Hace exactamente seis meses me invitaron a un programa de radio y me preguntaron por este asunto del virus y la cuarentena. Intenté decir que en el mundo se usaban dos modalidades para combatirlo: la sueca, a partir de la ausencia de restricciones y la inmunidad de rebaño, y la uruguaya, basada en el testeo y el aislamiento. Pero que la Argentina no practicaba ninguna de las dos: tenía una cuarentena feroz, pero el virus circulaba igual. Era la época en la que el Presidente se ufanaba de su éxito basado, decía, en haber elegido la salud sobre la economía. No tuve mucho eco. Mis interlocutores se indignaron: elogiaban al gobierno nacional por su humanidad y su sabiduría, así como a los gobernadores e intendentes que se atrincheraban detrás de sus fronteras. La gestión argentina de la pandemia, decían, era ejemplar. Eran épocas en las que no se podía decir que los niños no solo no se contagiaban sino que tampoco eran importantes como factor de contagio ajeno. Estaba mal visto sugerir que el virus no era tan letal como lo habían anunciado, aunque los números estaban a la vista. Se seguía hablando de los famosos respiradores y de su escasez como justificación del encierro colectivo, aunque ya era evidente que los respiradores no resultaban escasos ni tampoco demasiado eficaces: los pacientes respondían, en cambio, a terapias menos invasivas.
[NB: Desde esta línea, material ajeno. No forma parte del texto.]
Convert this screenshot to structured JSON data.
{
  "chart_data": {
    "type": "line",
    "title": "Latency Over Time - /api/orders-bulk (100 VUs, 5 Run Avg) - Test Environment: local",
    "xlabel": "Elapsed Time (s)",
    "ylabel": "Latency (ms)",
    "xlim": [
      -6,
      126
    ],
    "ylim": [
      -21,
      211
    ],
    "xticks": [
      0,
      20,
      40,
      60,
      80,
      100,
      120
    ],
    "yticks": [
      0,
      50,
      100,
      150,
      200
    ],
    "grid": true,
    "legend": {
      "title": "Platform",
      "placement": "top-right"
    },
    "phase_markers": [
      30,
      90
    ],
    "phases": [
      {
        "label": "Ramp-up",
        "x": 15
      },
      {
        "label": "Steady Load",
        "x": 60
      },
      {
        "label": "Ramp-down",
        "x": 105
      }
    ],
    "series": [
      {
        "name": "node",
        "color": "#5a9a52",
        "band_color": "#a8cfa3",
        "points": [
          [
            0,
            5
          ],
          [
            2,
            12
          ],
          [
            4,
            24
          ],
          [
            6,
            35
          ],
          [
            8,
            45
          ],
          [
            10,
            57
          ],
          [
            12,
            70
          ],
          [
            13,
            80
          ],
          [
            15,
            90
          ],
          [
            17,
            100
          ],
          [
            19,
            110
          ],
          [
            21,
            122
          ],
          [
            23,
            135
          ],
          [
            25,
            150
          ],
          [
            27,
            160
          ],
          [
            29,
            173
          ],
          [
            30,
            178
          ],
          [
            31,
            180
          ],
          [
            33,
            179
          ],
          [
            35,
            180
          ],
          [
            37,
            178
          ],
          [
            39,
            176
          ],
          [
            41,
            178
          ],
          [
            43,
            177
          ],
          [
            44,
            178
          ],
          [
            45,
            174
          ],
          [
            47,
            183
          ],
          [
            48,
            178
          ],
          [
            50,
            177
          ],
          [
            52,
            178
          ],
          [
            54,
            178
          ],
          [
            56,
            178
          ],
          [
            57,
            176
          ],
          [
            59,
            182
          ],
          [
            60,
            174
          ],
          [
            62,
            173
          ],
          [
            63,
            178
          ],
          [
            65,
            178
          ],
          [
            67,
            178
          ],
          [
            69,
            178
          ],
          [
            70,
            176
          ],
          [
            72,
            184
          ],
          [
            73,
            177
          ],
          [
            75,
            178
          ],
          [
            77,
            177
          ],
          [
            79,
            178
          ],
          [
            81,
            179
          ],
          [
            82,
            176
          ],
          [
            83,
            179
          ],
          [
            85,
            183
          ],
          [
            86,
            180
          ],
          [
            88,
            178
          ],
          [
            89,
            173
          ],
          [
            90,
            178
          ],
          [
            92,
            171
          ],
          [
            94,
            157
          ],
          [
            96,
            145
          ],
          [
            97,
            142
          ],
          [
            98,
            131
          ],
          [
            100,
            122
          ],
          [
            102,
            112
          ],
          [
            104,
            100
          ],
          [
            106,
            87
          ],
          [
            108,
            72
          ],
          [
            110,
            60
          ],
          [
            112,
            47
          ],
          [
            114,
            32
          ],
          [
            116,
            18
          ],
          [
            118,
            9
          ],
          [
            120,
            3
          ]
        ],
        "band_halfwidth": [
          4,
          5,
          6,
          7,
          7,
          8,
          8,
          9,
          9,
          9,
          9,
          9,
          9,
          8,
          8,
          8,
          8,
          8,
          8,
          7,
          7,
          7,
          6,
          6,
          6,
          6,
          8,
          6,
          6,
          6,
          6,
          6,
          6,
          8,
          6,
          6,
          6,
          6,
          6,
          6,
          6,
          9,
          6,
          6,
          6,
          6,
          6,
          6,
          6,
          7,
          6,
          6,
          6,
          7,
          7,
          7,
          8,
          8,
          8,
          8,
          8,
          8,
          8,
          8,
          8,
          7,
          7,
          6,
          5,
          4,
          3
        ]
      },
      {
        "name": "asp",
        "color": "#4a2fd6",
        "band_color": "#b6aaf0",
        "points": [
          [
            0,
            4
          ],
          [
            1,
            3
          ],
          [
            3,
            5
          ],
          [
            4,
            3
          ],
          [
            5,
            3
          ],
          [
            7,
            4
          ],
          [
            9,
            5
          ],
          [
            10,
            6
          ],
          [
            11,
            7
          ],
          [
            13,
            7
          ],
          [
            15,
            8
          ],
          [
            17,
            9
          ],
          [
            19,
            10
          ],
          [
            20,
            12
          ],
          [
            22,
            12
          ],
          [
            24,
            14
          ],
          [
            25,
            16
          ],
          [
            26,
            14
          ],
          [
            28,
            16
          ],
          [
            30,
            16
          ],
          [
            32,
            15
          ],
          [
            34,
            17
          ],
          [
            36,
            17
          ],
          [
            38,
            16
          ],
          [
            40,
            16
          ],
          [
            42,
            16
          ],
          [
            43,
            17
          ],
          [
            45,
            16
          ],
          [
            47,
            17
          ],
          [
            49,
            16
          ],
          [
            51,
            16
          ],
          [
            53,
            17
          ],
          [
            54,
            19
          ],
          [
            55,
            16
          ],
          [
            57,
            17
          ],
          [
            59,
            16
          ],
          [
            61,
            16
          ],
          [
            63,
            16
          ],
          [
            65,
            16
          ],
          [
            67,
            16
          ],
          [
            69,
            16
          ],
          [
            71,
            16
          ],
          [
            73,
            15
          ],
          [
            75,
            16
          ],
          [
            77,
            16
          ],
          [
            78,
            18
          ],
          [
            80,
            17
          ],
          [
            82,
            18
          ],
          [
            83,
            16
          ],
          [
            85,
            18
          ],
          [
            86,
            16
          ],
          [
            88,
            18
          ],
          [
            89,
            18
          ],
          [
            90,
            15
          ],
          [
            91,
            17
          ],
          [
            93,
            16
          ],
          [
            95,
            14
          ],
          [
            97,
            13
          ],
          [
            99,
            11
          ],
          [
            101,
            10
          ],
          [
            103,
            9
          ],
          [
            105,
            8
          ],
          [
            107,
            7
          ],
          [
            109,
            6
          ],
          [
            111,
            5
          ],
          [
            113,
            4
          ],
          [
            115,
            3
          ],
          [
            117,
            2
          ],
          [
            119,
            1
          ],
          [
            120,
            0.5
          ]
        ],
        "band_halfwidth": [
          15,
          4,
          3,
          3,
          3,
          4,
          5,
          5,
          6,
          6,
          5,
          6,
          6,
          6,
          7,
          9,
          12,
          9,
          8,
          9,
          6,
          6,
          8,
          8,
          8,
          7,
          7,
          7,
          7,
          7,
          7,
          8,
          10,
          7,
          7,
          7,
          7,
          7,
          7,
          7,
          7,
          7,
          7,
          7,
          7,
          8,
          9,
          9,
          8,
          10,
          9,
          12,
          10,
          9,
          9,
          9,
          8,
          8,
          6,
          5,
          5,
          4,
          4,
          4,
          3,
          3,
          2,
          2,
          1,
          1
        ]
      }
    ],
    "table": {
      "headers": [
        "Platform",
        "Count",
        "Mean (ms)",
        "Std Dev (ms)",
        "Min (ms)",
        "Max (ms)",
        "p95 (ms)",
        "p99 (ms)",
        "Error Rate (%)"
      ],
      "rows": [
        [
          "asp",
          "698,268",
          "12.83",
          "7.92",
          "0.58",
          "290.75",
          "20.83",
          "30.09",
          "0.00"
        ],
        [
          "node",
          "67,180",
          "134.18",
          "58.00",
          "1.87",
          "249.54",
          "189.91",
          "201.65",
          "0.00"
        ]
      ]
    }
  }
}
Pasaron seis meses y la Argentina pasó a los países limítrofes, que tan mal hacían las cosas, en muertos por Covid cada millón de habitantes y se convirtió en el cuarto país en ese rubro. Ya no somos un ejemplo sanitario para el mundo, además de que la economía se fue al demonio, las escuelas siguen cerradas, algunas provincias siguen actuando como territorios extranacionales y pululan los protocolos para encorsetar cualquier tipo de actividad. El fracaso nacional es especialmente estruendoso, aunque al mundo tampoco le va demasiado bien con la pandemia: los uruguayos, como sus parientes ricos neozelandeses, mantienen al virus a raya a costa de cerrar sus fronteras al turismo y de un futuro incierto. Los suecos siguen apegados a las tradiciones médicas anteriores, cuando a los epidemiólogos les parecía ridículo aislar a los sanos y aumentar así el riesgo de los más vulnerables. Pero la presión internacional y mediática es tan grande que los suecos parecen ir también rumbo a la cuarentena y la restricción. Mientras tanto, nadie sabe si el barbijo, que pasó a ser parte de la vestimenta de los humanos, tiene algún efecto sobre los contagios.
Aparentemente, ahora llega la vacuna. O las vacunas, según se anuncian cada día. Son el remedio, nos aseguran, para una enfermedad de la que sabemos muchas cosas, pero ignoramos qué importancia tuvo en relación con el exceso anual de muertos en cada región del planeta. Hay, de todos modos, una certeza: estamos rodeados de más miedo, de más pobreza y de menos libertades de las que había cuando la OMS sugirió que los gobiernos debían actuar apelando a métodos medievales y a infundir el terror en la población. Ahora, algunos discutimos si podremos oponernos a que nos vacunen a la fuerza y si las distintas ofertas de vacuna serán útiles, irrelevantes o contraproducentes. Pero en el fondo, estamos resignados. No sirve haber tenido razón cuando me invitaron a la radio ni tampoco sirve tenerla ahora.